The secret room where Henry Ford designed the Model T

What do the Mississippi River and Ford Model T have in common? It isn’t as much of a stretch as it might appear. Both had enormous significance in the evolution of American culture. And both started small—the mighty Mississippi as a shallow creek emerging from Lake Itasca in northern Minnesota, the Model T as an idea that went from concept to prototype in a compact third-floor corner at 461 Piquette in Detroit.

From 1904 to 1910, that address was home to the Ford Motor Company, Henry Ford’s first purpose-built factory. It was a busy shop. Piquette factory production included Ford Models B, C, F, K, N, R, and S. The N, together with its sportier variants R and S, was on its way to becoming America’s best-selling automobile, and as 1906 gave way to 1907, Mr. Ford was on his way to becoming a very wealthy man.

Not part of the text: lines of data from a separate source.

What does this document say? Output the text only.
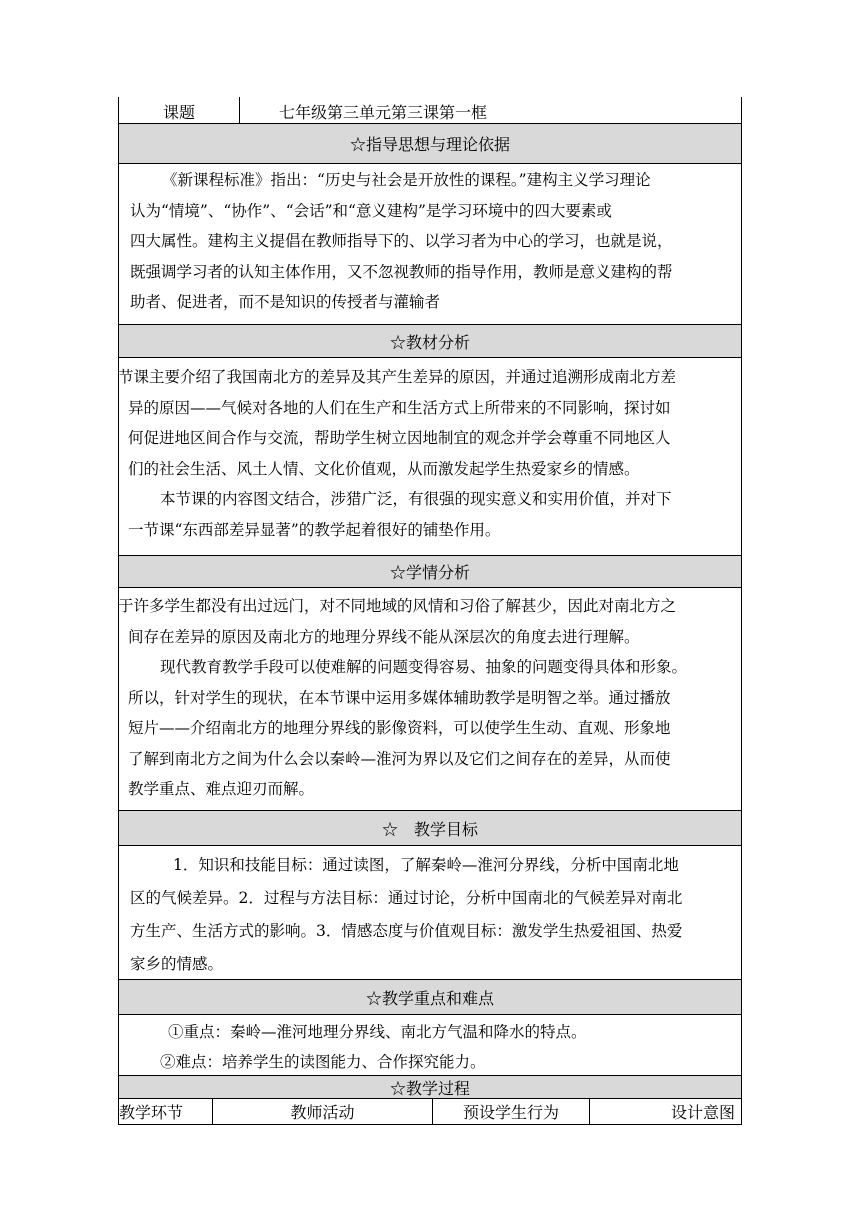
课题	七年级第三单元第三课第一框
☆指导思想与理论依据

《新课程标准》指出：“历史与社会是开放性的课程。”建构主义学习理论

认为“情境”、“协作”、“会话”和“意义建构”是学习环境中的四大要素或

四大属性。建构主义提倡在教师指导下的、以学习者为中心的学习，也就是说，

既强调学习者的认知主体作用，又不忽视教师的指导作用，教师是意义建构的帮

助者、促进者，而不是知识的传授者与灌输者

☆教材分析

节课主要介绍了我国南北方的差异及其产生差异的原因，并通过追溯形成南北方差

异的原因——气候对各地的人们在生产和生活方式上所带来的不同影响，探讨如

何促进地区间合作与交流，帮助学生树立因地制宜的观念并学会尊重不同地区人

们的社会生活、风土人情、文化价值观，从而激发起学生热爱家乡的情感。

本节课的内容图文结合，涉猎广泛，有很强的现实意义和实用价值，并对下

一节课“东西部差异显著”的教学起着很好的铺垫作用。

☆学情分析

于许多学生都没有出过远门，对不同地域的风情和习俗了解甚少，因此对南北方之

间存在差异的原因及南北方的地理分界线不能从深层次的角度去进行理解。

现代教育教学手段可以使难解的问题变得容易、抽象的问题变得具体和形象。

所以，针对学生的现状，在本节课中运用多媒体辅助教学是明智之举。通过播放

短片——介绍南北方的地理分界线的影像资料，可以使学生生动、直观、形象地

了解到南北方之间为什么会以秦岭—淮河为界以及它们之间存在的差异，从而使

教学重点、难点迎刃而解。

☆　教学目标

1．知识和技能目标：通过读图，了解秦岭—淮河分界线，分析中国南北地

区的气候差异。2．过程与方法目标：通过讨论，分析中国南北的气候差异对南北

方生产、生活方式的影响。3．情感态度与价值观目标：激发学生热爱祖国、热爱

家乡的情感。

☆教学重点和难点

①重点：秦岭—淮河地理分界线、南北方气温和降水的特点。

②难点：培养学生的读图能力、合作探究能力。

☆教学过程
教学环节	教师活动	预设学生行为	设计意图
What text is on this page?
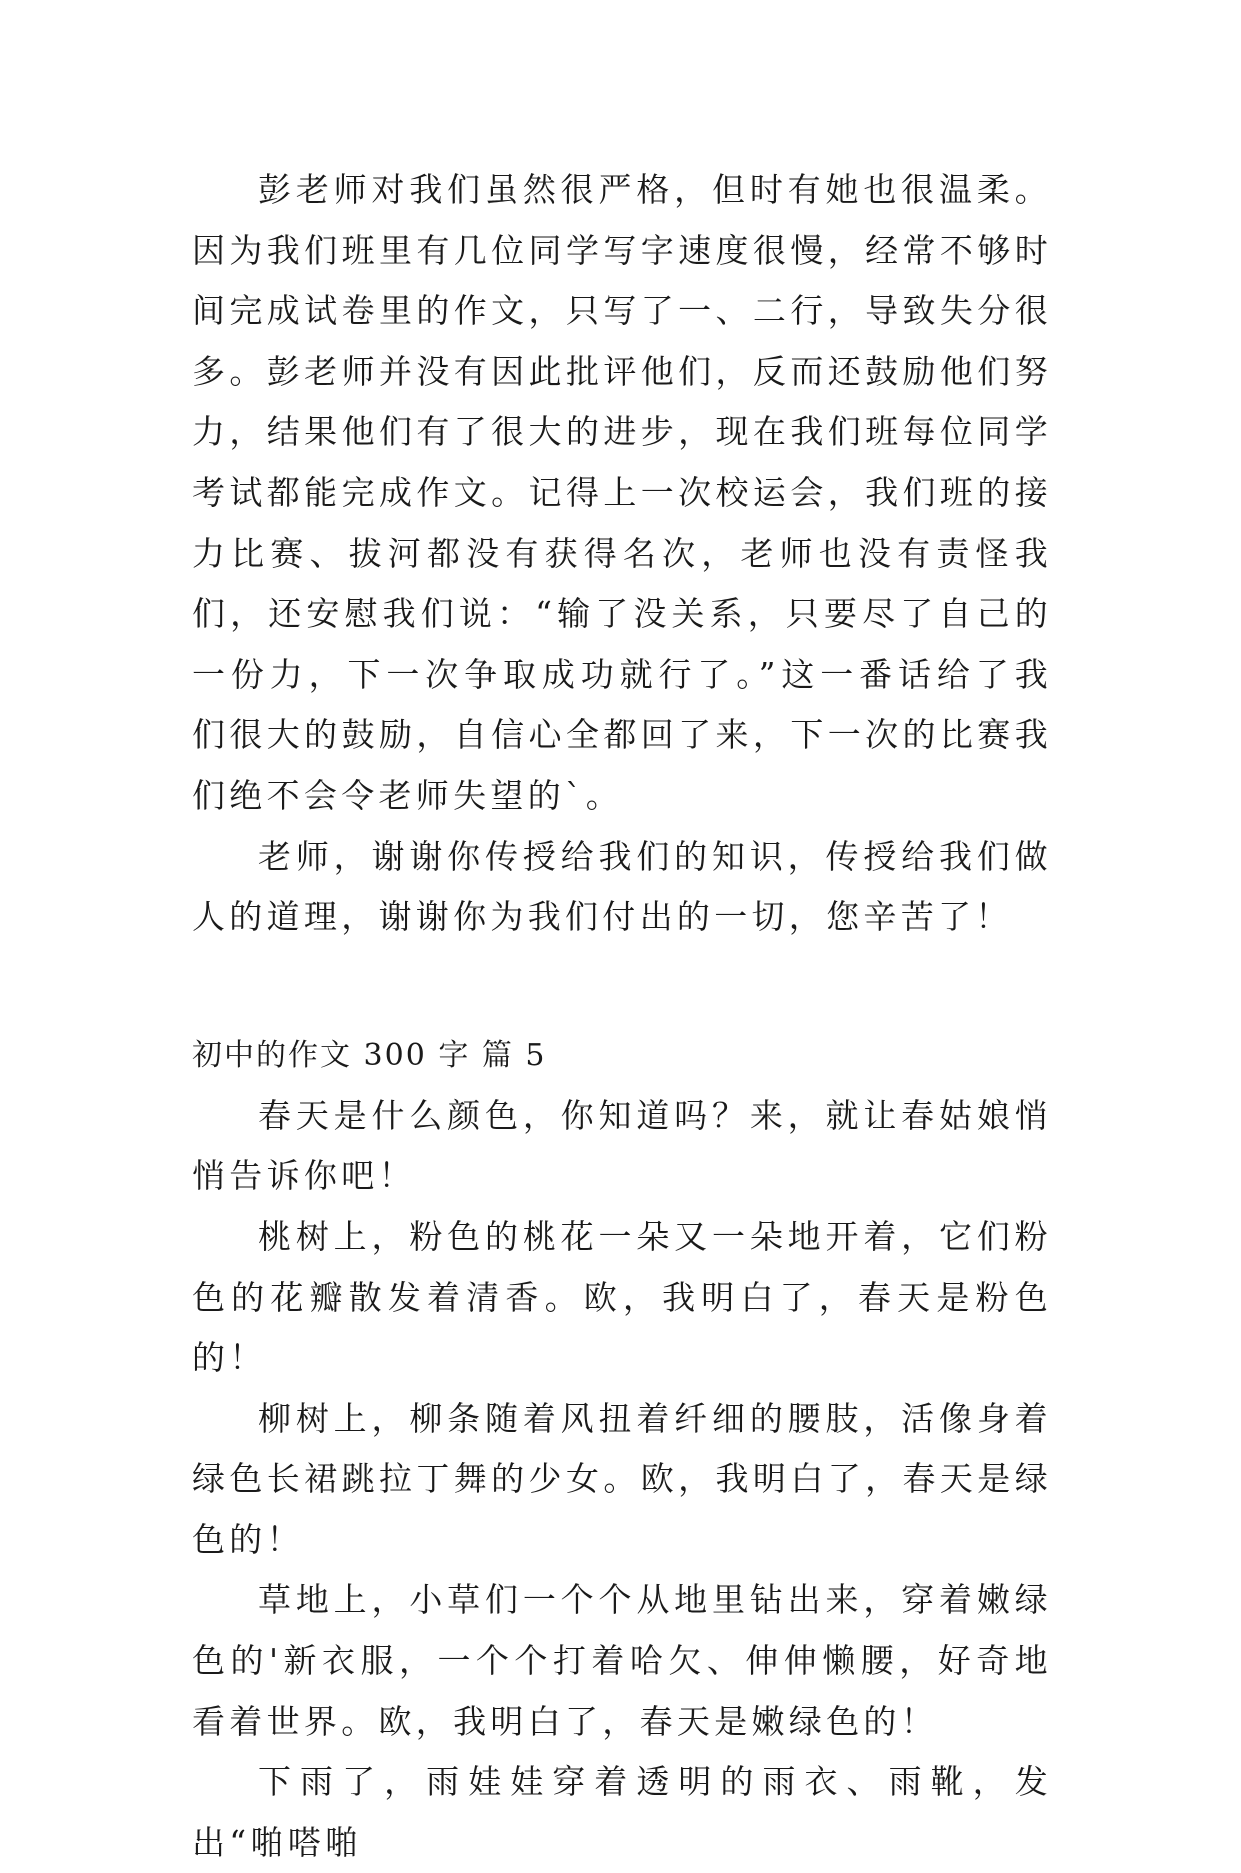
彭老师对我们虽然很严格，但时有她也很温柔。因为我们班里有几位同学写字速度很慢，经常不够时间完成试卷里的作文，只写了一、二行，导致失分很多。彭老师并没有因此批评他们，反而还鼓励他们努力，结果他们有了很大的进步，现在我们班每位同学考试都能完成作文。记得上一次校运会，我们班的接力比赛、拔河都没有获得名次，老师也没有责怪我们，还安慰我们说：“输了没关系，只要尽了自己的一份力，下一次争取成功就行了。”这一番话给了我们很大的鼓励，自信心全都回了来，下一次的比赛我们绝不会令老师失望的`。

老师，谢谢你传授给我们的知识，传授给我们做人的道理，谢谢你为我们付出的一切，您辛苦了！

初中的作文 300 字 篇 5

春天是什么颜色，你知道吗？来，就让春姑娘悄悄告诉你吧！

桃树上，粉色的桃花一朵又一朵地开着，它们粉色的花瓣散发着清香。欧，我明白了，春天是粉色的！

柳树上，柳条随着风扭着纤细的腰肢，活像身着绿色长裙跳拉丁舞的少女。欧，我明白了，春天是绿色的！

草地上，小草们一个个从地里钻出来，穿着嫩绿色的'新衣服，一个个打着哈欠、伸伸懒腰，好奇地看着世界。欧，我明白了，春天是嫩绿色的！

下雨了，雨娃娃穿着透明的雨衣、雨靴，发出“啪嗒啪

But his success was just a prelude to what was to come. Henry had visions of a durable, lightweight automobile, suitable for family use and affordable for families of ordinary means. A car, as he put it, for “the great multitude.”

1909 Ford Model T
1909 Ford Model T Tony Swan

Accordingly, in January 1907, Ford had the northeast corner of Piquette’s third floor—870 square feet—walled off from the rest of the production floor for what he characterized as “a completely new job.” Only a trusted few workers had access to the space, and the door was padlocked when it wasn’t in use. Over the course of the next year, the Model T took shape, emerging as running prototype in the spring of 1908.

Production began Sept. 27, the T made its official debut on Oct. 1, 1908, and the car went on to change the world. For a time during the T’s 17-year run, half the cars on the planet were Ford Model Ts, and Henry’s “new job” spearheaded America’s transition from a largely rural, agrarian society to an urban, industrialized nation.

Secret R&D

The space devoted to the T’s gestation, known now to Piquette insiders as the “secret experimental room,” was eventually dismantled after the new car went into production.

From the beginning, demand for the T exceeded Ford’s ability to build them. The staggering production numbers that made personal transportation available to the great multitude didn’t come until Ford’s development of the moving assembly line at its vast Highland Park plant in 1913.

The Model Ts that emerged from Piquette—some 12,000 of them before operations moved to Highland Park in January 1910—were all station build, i.e., a team of workers handled the entire assembly of a car, then moved on to the next one. Although Ford and his staff kept adding refinements to the process, which was universal in the young industry, the Piquette plant couldn’t keep pace with the orders.

To mitigate the supply and demand dilemma, Ford needed every inch of of Piquette’s assembly facility. Consequently, the walls of the experimental room came down, and its modest floor space was returned to regular production use.

Drafting Table
Drafting Table Will Lawson
Ford Piquette Plant tools
Tony Swan

110 years later

Now, 110 years after the T project began, the room has been brought back to life, a recreation of the place and the project that put America on wheels.

Based on surveys by industrial archaeologist Richard Anderson, archival interviews conducted in the 1950s with workers employed at Piquette during the dawn of the T era, as well as physical evidence in the building, a staff of experts and volunteers have recreated the experimental room, appointing it with the same type of equipment used by Ford’s development team in 1907 and ’08.

The artifacts include a chalk board used to sketch design ideas; a drafting table to convert rough ideas to mechanical drawings; an early 20th century camera; a workbench; and a 250-volt DC motor to turn an overhead line shaft with belts driving a lathe, drill press, and milling machine. There’s also an old rocking chair, like the one Henry Ford sat in while directing experimental room operations, and a Model N chassis, which was the starting point for the Model T’s development.

The experimental room team is particularly proud of its lighting, provided by a trio of reproduction GE arc lamps. Detroit’s Kirlin Lighting created the lamps, using a 3D printer and an original lamp acquired from a Canadian collector. Piquette’s cost for the old Canadian lamp was more than the price of a new Model T touring car back in 1908 ($850).

The walls of the experimental room are open on two sides, to provide a close look at its historic equipment. It’s enhanced by backlit graphic panels tracing the Model T story, and photos of those involved with the Model T development, including Henry and Edsel, who was a teenager at the time. And a kiosk provides five short Model T videos narrated by automotive historian Bob Casey, author of The Model T.

Recognized as a National Historic Landmark in 2008, the Ford Piquette Avenue Plant is now a museum, and its top two floors are populated by a wide variety of cars from the pre-WWI era—many from the immediate neighborhood, the Milwaukee Junction area of Detroit—as well as a number of Model Ts and pre-T Fords.

The plant is open to visitors Wednesday through Sunday from 10 a.m. to 4 p.m., April through November. It is open Friday, Saturday, and Sunday from 10 a.m. to 4 p.m., December through March.